The Data Intelligence Group of Baidu Map Open Platform Business Department is mainly responsible for big data calculation and analysis of Baidu Map internal related businesses, processing daily data with a scale of ten billion, and providing OLAP multi-dimensional analysis and query service with a single SQL millisecond response for different businesses.
For the application of Apache Kylin in the actual production environment, Baidu Map Data Intelligence Group is one of the earliest practitioners in China. Apache Kylin was open source in November 2014. At that time, our team was in need of building a complete OLAP analysis and calculation platform for big data, which was used to provide multi-dimensional analysis and query service for single SQL millisecond-second level data of ten billion rows. In the process of technology selection, We refer to Apache Drill, Presto, Impala, Spark SQL, Apache Kylin, etc. For Apache Drill and Presto due to fewer production environment cases, considering the problems encountered in the later stage is difficult to discuss, and the overall development of Apache Drill is not mature. For Impala and Spark SQL, it is mainly based on memory computation, which requires high machine resources. A single SQL can satisfy the second-level dynamic query response, but the interactive page usually contains multiple SQL query requests. Under the large scale data scale, the dynamic computation is difficult to meet the requirements. Later, we focused on an Apache Kylin solution that generated Cube and provided low-latency queries based on MapReduce predictors, and completed the first full deployment of Apache Kylin in production around February 2015.

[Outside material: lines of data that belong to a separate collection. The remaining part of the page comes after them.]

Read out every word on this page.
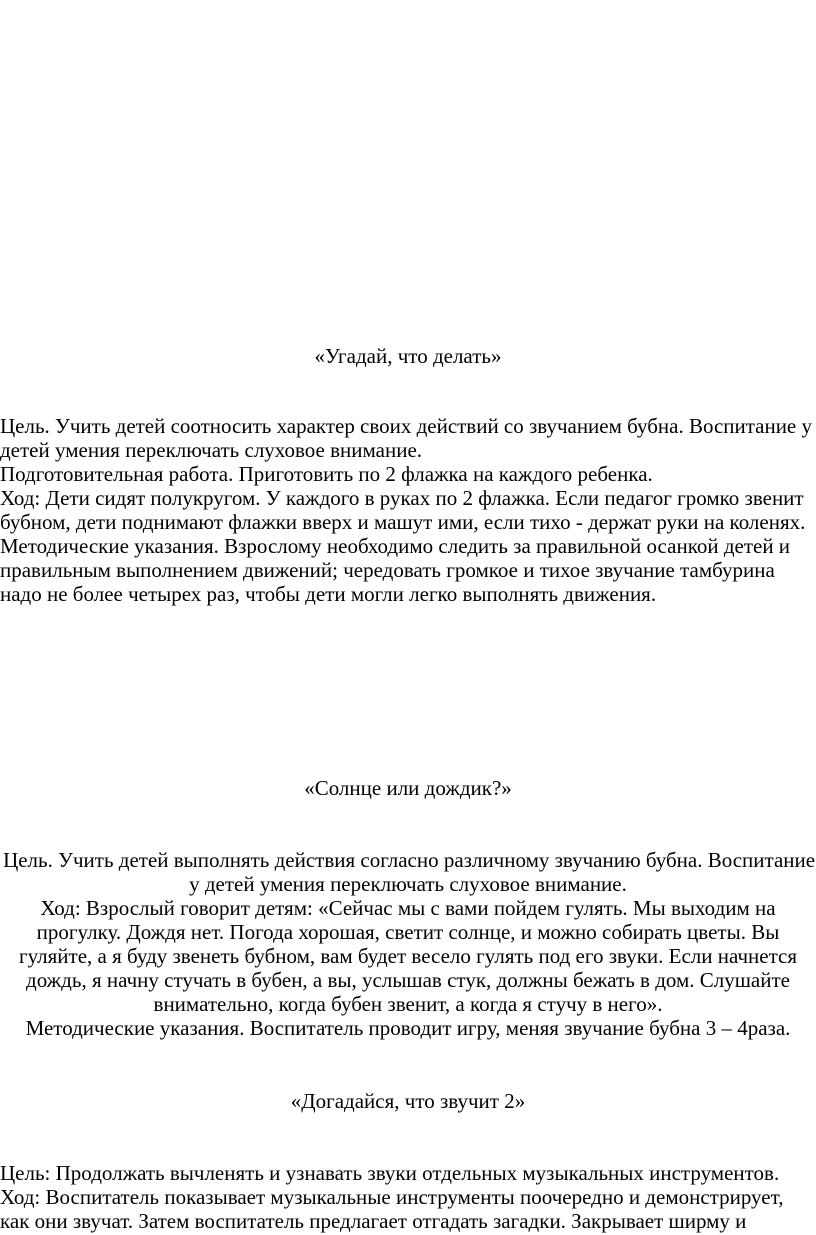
«Угадай, что делать»
Цель. Учить детей соотносить характер своих действий со звучанием бубна. Воспитание у
детей умения переключать слуховое внимание.
Подготовительная работа. Приготовить по 2 флажка на каждого ребенка.
Ход: Дети сидят полукругом. У каждого в руках по 2 флажка. Если педагог громко звенит
бубном, дети поднимают флажки вверх и машут ими, если тихо - держат руки на коленях.
Методические указания. Взрослому необходимо следить за правильной осанкой детей и
правильным выполнением движений; чередовать громкое и тихое звучание тамбурина
надо не более четырех раз, чтобы дети могли легко выполнять движения.
«Солнце или дождик?»
Цель. Учить детей выполнять действия согласно различному звучанию бубна. Воспитание
у детей умения переключать слуховое внимание.
Ход: Взрослый говорит детям: «Сейчас мы с вами пойдем гулять. Мы выходим на
прогулку. Дождя нет. Погода хорошая, светит солнце, и можно собирать цветы. Вы
гуляйте, а я буду звенеть бубном, вам будет весело гулять под его звуки. Если начнется
дождь, я начну стучать в бубен, а вы, услышав стук, должны бежать в дом. Слушайте
внимательно, когда бубен звенит, а когда я стучу в него».
Методические указания. Воспитатель проводит игру, меняя звучание бубна 3 – 4раза.
«Догадайся, что звучит 2»
Цель: Продолжать вычленять и узнавать звуки отдельных музыкальных инструментов.
Ход: Воспитатель показывает музыкальные инструменты поочередно и демонстрирует,
как они звучат. Затем воспитатель предлагает отгадать загадки. Закрывает ширму и
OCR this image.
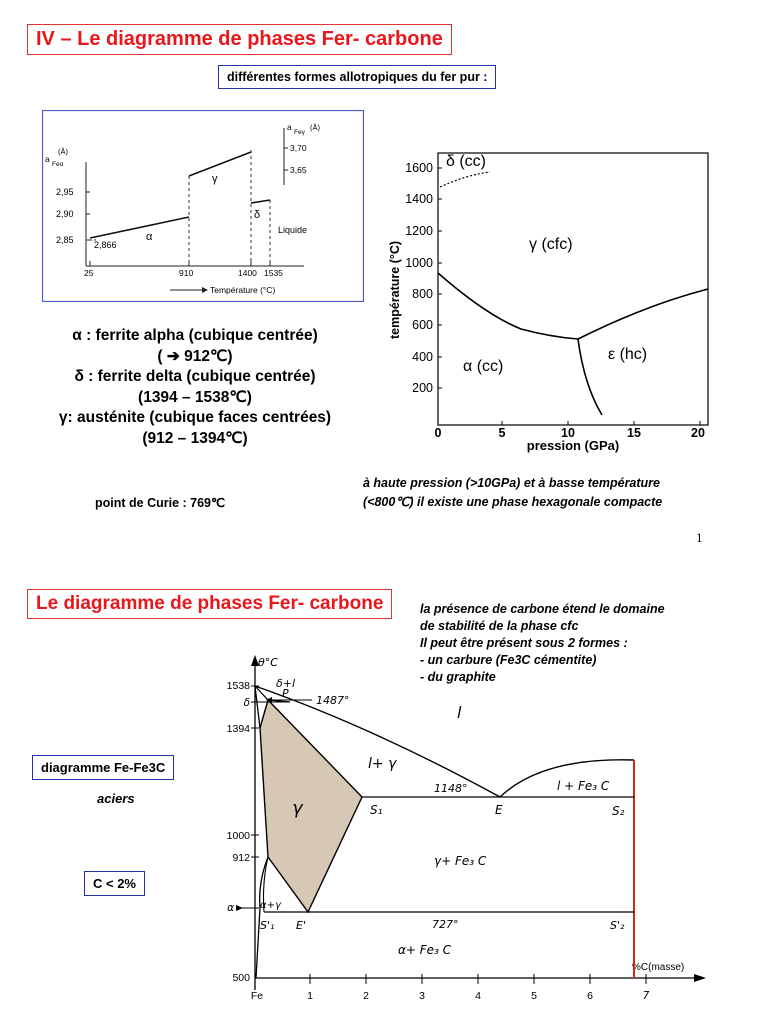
IV – Le diagramme de phases Fer- carbone
différentes formes allotropiques du fer pur :
a
Feα
(Å)
2,95
2,90
2,85
25	910	1400 1535
Température (°C)
a
Feγ
(Å)
3,70
3,65
2,866
α
γ
δ
Liquide
α : ferrite alpha (cubique centrée)
( ➔ 912℃)
δ : ferrite delta (cubique centrée)
(1394 – 1538℃)
γ: austénite (cubique faces centrées)
(912 – 1394℃)
point de Curie : 769℃
1600
1400
1200
1000
800
600
400
200
0	5	10	15	20
pression (GPa)
température (°C)
δ (cc)
γ (cfc)
α (cc)
ε (hc)
à haute pression (>10GPa) et à basse température
(<800℃) il existe une phase hexagonale compacte
1
Le diagramme de phases Fer- carbone	la présence de carbone étend le domaine
de stabilité de la phase cfc
Il peut être présent sous 2 formes :
- un carbure (Fe3C cémentite)
- du graphite
diagramme Fe-Fe3C
aciers
C < 2%
θ°C
1538
δ
1394
1000
912
α
500
Fe	1	2	3	4	5	6	7
%C(masse)
1487°
P
δ+l
l
l+ γ
l + Fe₃ C
1148°
S₁	E	S₂
γ
γ+ Fe₃ C
α+γ
S'₁ E'	727°	S'₂
α+ Fe₃ C
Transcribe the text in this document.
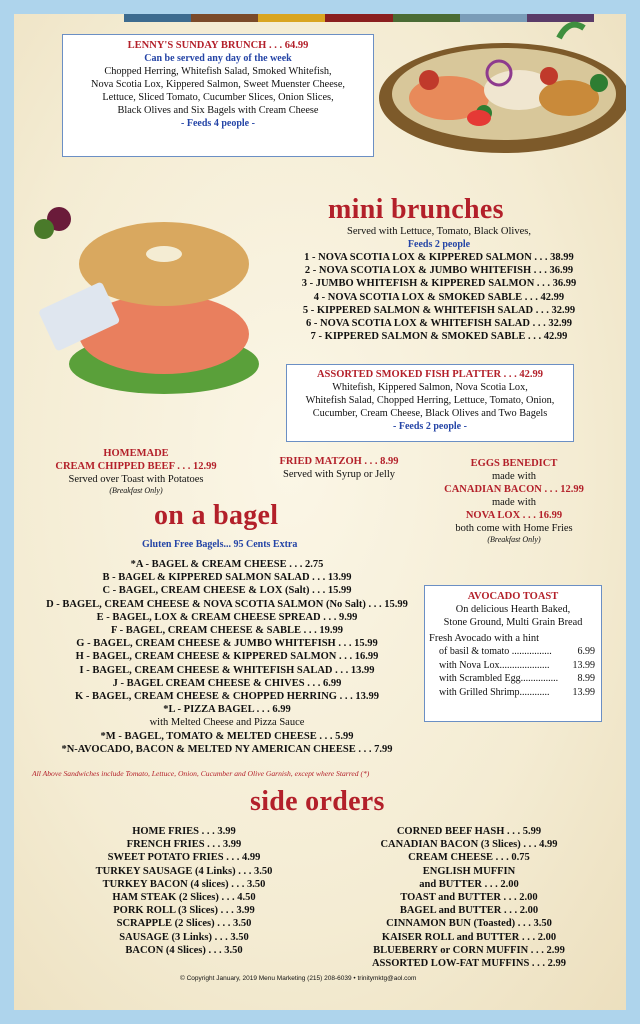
LENNY'S SUNDAY BRUNCH . . . 64.99
Can be served any day of the week
Chopped Herring, Whitefish Salad, Smoked Whitefish,
Nova Scotia Lox, Kippered Salmon, Sweet Muenster Cheese,
Lettuce, Sliced Tomato, Cucumber Slices, Onion Slices,
Black Olives and Six Bagels with Cream Cheese
- Feeds 4 people -
mini brunches
Served with Lettuce, Tomato, Black Olives,
Feeds 2 people
1 - NOVA SCOTIA LOX & KIPPERED SALMON . . . 38.99
2 - NOVA SCOTIA LOX & JUMBO WHITEFISH . . . 36.99
3 - JUMBO WHITEFISH & KIPPERED SALMON . . . 36.99
4 - NOVA SCOTIA LOX & SMOKED SABLE . . . 42.99
5 - KIPPERED SALMON & WHITEFISH SALAD . . . 32.99
6 - NOVA SCOTIA LOX & WHITEFISH SALAD . . . 32.99
7 - KIPPERED SALMON & SMOKED SABLE . . . 42.99
ASSORTED SMOKED FISH PLATTER . . . 42.99
Whitefish, Kippered Salmon, Nova Scotia Lox,
Whitefish Salad, Chopped Herring, Lettuce, Tomato, Onion,
Cucumber, Cream Cheese, Black Olives and Two Bagels
- Feeds 2 people -
HOMEMADE
CREAM CHIPPED BEEF . . . 12.99
Served over Toast with Potatoes
(Breakfast Only)
FRIED MATZOH . . . 8.99
Served with Syrup or Jelly
EGGS BENEDICT
made with
CANADIAN BACON . . . 12.99
made with
NOVA LOX . . . 16.99
both come with Home Fries
(Breakfast Only)
on a bagel
Gluten Free Bagels... 95 Cents Extra
*A - BAGEL & CREAM CHEESE . . . 2.75
B - BAGEL & KIPPERED SALMON SALAD . . . 13.99
C - BAGEL, CREAM CHEESE & LOX (Salt) . . . 15.99
D - BAGEL, CREAM CHEESE & NOVA SCOTIA SALMON (No Salt) . . . 15.99
E - BAGEL, LOX & CREAM CHEESE SPREAD . . . 9.99
F - BAGEL, CREAM CHEESE & SABLE . . . 19.99
G - BAGEL, CREAM CHEESE & JUMBO WHITEFISH . . . 15.99
H - BAGEL, CREAM CHEESE & KIPPERED SALMON . . . 16.99
I - BAGEL, CREAM CHEESE & WHITEFISH SALAD . . . 13.99
J - BAGEL CREAM CHEESE & CHIVES . . . 6.99
K - BAGEL, CREAM CHEESE & CHOPPED HERRING . . . 13.99
*L - PIZZA BAGEL . . . 6.99
with Melted Cheese and Pizza Sauce
*M - BAGEL, TOMATO & MELTED CHEESE . . . 5.99
*N-AVOCADO, BACON & MELTED NY AMERICAN CHEESE . . . 7.99
All Above Sandwiches include Tomato, Lettuce, Onion, Cucumber and Olive Garnish, except where Starred (*)
AVOCADO TOAST
On delicious Hearth Baked,
Stone Ground, Multi Grain Bread
Fresh Avocado with a hint
of basil & tomato ................	6.99
with Nova Lox.................... 13.99
with Scrambled Egg............... 8.99
with Grilled Shrimp............ 13.99
side orders
HOME FRIES . . . 3.99
FRENCH FRIES . . . 3.99
SWEET POTATO FRIES . . . 4.99
TURKEY SAUSAGE (4 Links) . . . 3.50
TURKEY BACON (4 slices) . . . 3.50
HAM STEAK (2 Slices) . . . 4.50
PORK ROLL (3 Slices) . . . 3.99
SCRAPPLE (2 Slices) . . . 3.50
SAUSAGE (3 Links) . . . 3.50
BACON (4 Slices) . . . 3.50
CORNED BEEF HASH . . . 5.99
CANADIAN BACON (3 Slices) . . . 4.99
CREAM CHEESE . . . 0.75
ENGLISH MUFFIN
and BUTTER . . . 2.00
TOAST and BUTTER . . . 2.00
BAGEL and BUTTER . . . 2.00
CINNAMON BUN (Toasted) . . . 3.50
KAISER ROLL and BUTTER . . . 2.00
BLUEBERRY or CORN MUFFIN . . . 2.99
ASSORTED LOW-FAT MUFFINS . . . 2.99
© Copyright January, 2019 Menu Marketing (215) 208-6039 • trinitymktg@aol.com
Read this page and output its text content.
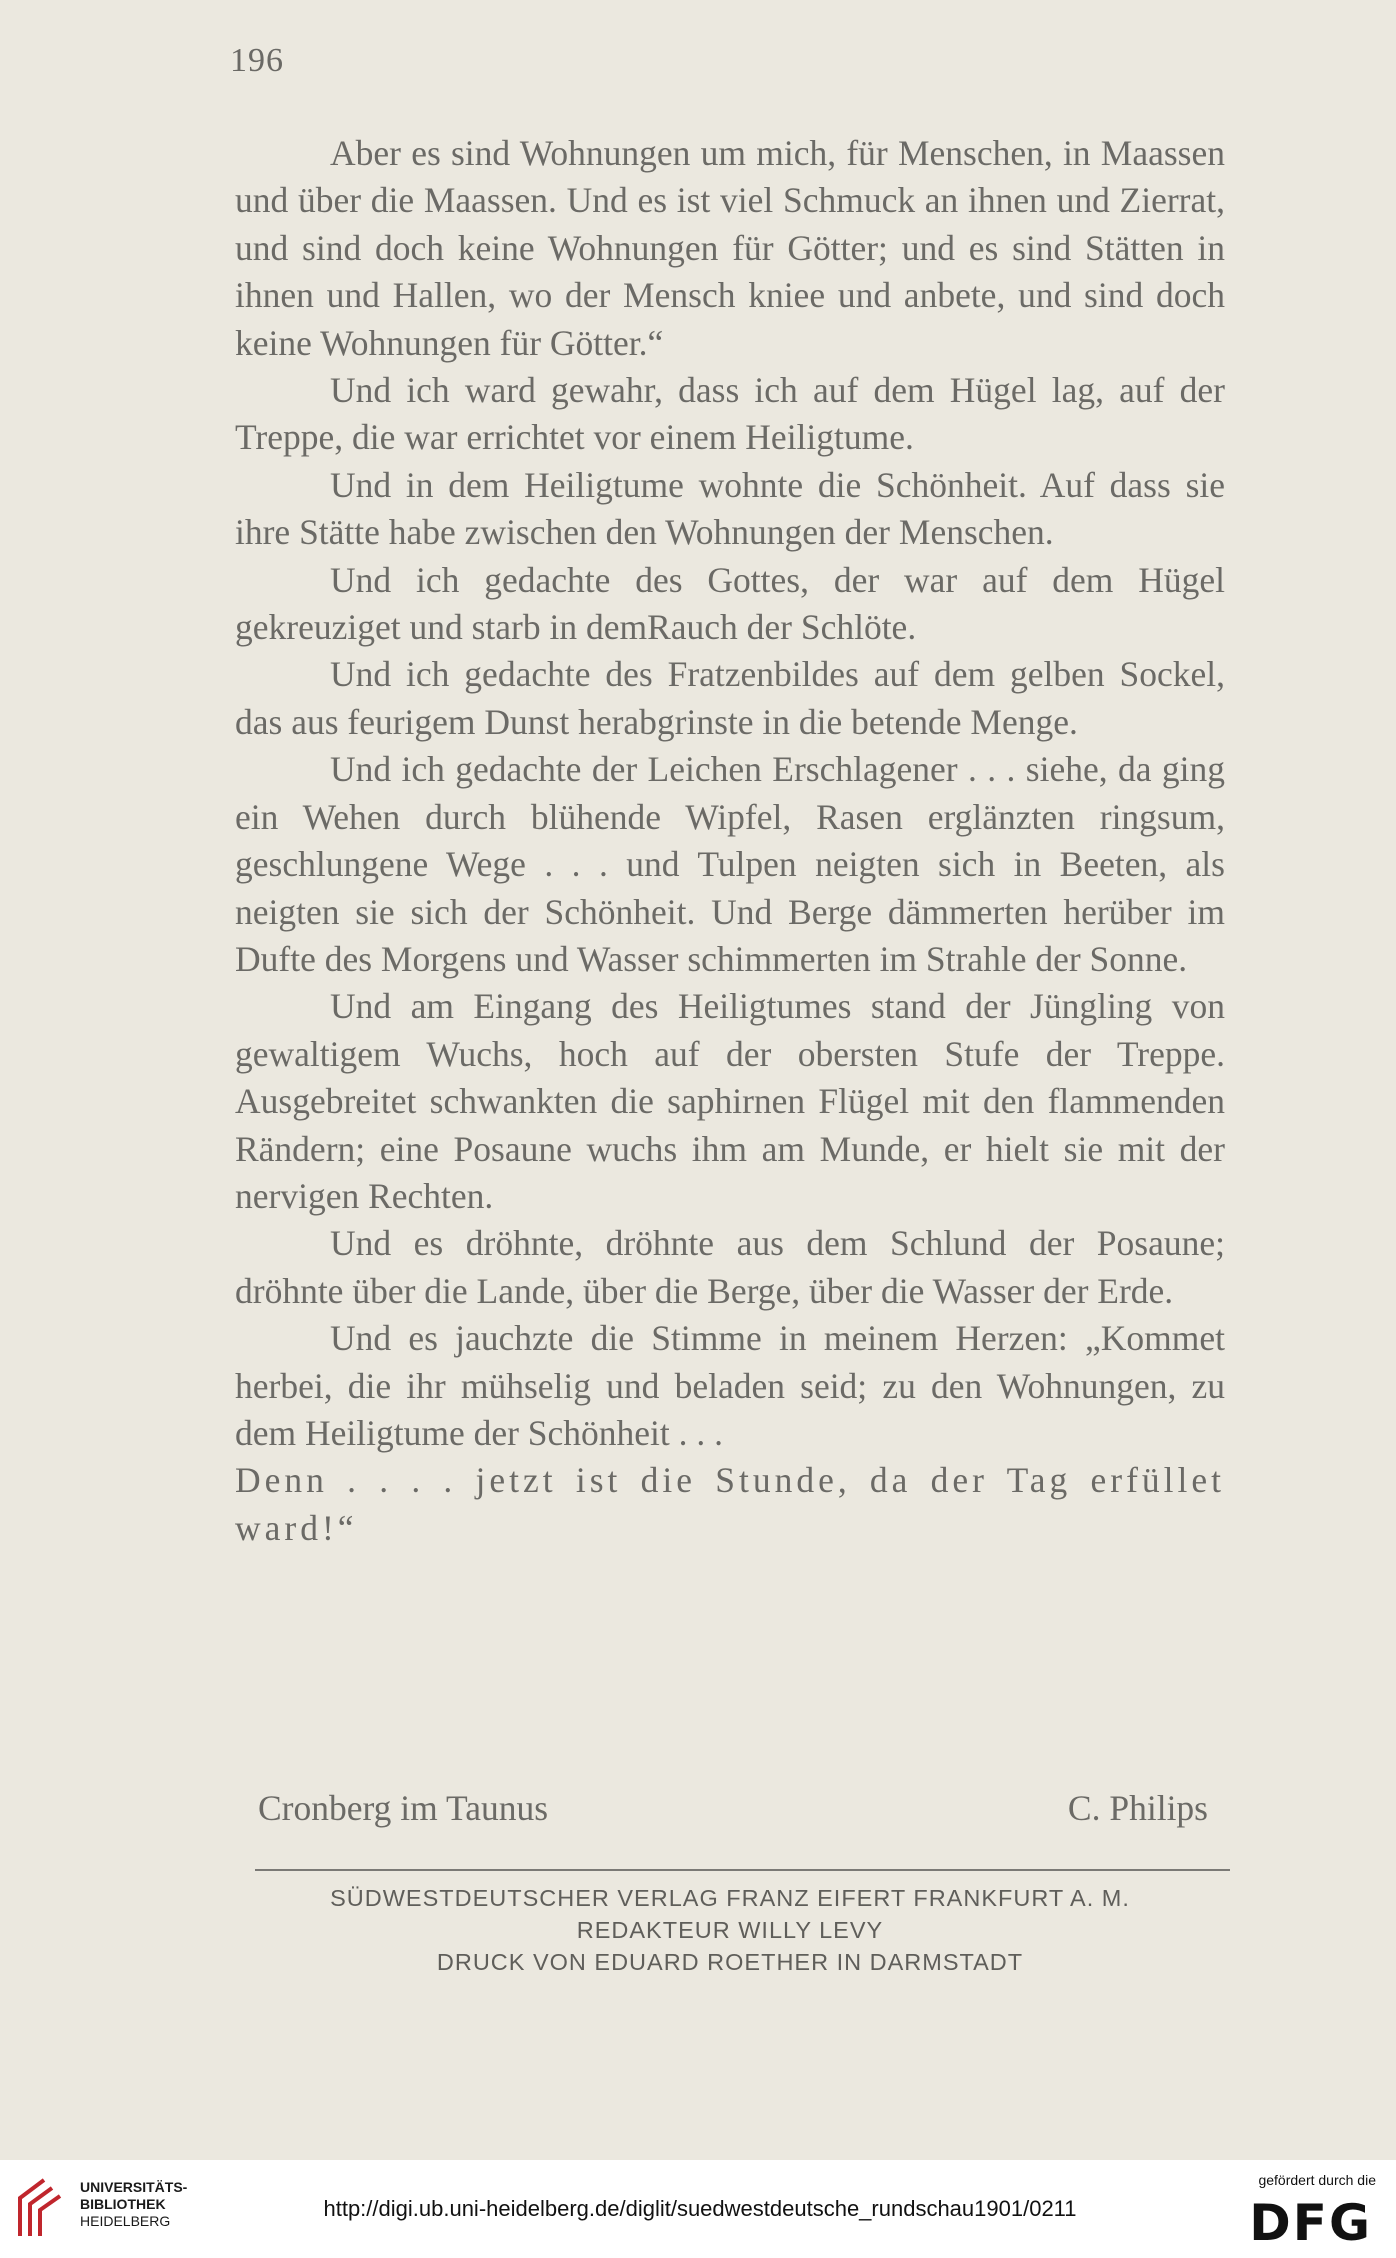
196

Aber es sind Wohnungen um mich, für Menschen, in Maassen und über die Maassen. Und es ist viel Schmuck an ihnen und Zierrat, und sind doch keine Wohnungen für Götter; und es sind Stätten in ihnen und Hallen, wo der Mensch kniee und anbete, und sind doch keine Wohnungen für Götter.“

Und ich ward gewahr, dass ich auf dem Hügel lag, auf der Treppe, die war errichtet vor einem Heiligtume.

Und in dem Heiligtume wohnte die Schönheit. Auf dass sie ihre Stätte habe zwischen den Wohnungen der Menschen.

Und ich gedachte des Gottes, der war auf dem Hügel gekreuziget und starb in demRauch der Schlöte.

Und ich gedachte des Fratzenbildes auf dem gelben Sockel, das aus feurigem Dunst herabgrinste in die betende Menge.

Und ich gedachte der Leichen Erschlagener . . . siehe, da ging ein Wehen durch blühende Wipfel, Rasen erglänzten ringsum, geschlungene Wege . . . und Tulpen neigten sich in Beeten, als neigten sie sich der Schönheit. Und Berge dämmerten herüber im Dufte des Morgens und Wasser schimmerten im Strahle der Sonne.

Und am Eingang des Heiligtumes stand der Jüngling von gewaltigem Wuchs, hoch auf der obersten Stufe der Treppe. Ausgebreitet schwankten die saphirnen Flügel mit den flammenden Rändern; eine Posaune wuchs ihm am Munde, er hielt sie mit der nervigen Rechten.

Und es dröhnte, dröhnte aus dem Schlund der Posaune; dröhnte über die Lande, über die Berge, über die Wasser der Erde.

Und es jauchzte die Stimme in meinem Herzen: „Kommet herbei, die ihr mühselig und beladen seid; zu den Wohnungen, zu dem Heiligtume der Schönheit . . .

Denn . . . . jetzt ist die Stunde, da der Tag erfüllet ward!“

Cronberg im Taunus	C. Philips
SÜDWESTDEUTSCHER VERLAG FRANZ EIFERT FRANKFURT A. M.
REDAKTEUR WILLY LEVY
DRUCK VON EDUARD ROETHER IN DARMSTADT
UNIVERSITÄTS-
BIBLIOTHEK
HEIDELBERG	http://digi.ub.uni-heidelberg.de/diglit/suedwestdeutsche_rundschau1901/0211
gefördert durch die
DFG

Apache Kylin is an open source distributed analysis engine that provides SQL query interfaces and multi-dimensional analysis (OLAP) capabilities on top of Hadoop to support very large scale data. It was originally developed by eBay Inc. Developed and contributed to the open source community, and officially graduated as a top Apache project in November 2015.
The challenge of big data multidimensional analysis
We ran several Cube tests on the Apache Kylin cluster, and the results showed that it can effectively solve the three pain points of big data computing and analysis.
Pain point 1: The time-consuming problem of dynamic calculation of multidimensional indicators of massive data of ten billion levels is solved by Apache Kylin by generating Cube result data set through predicted calculation and storing it in HBase.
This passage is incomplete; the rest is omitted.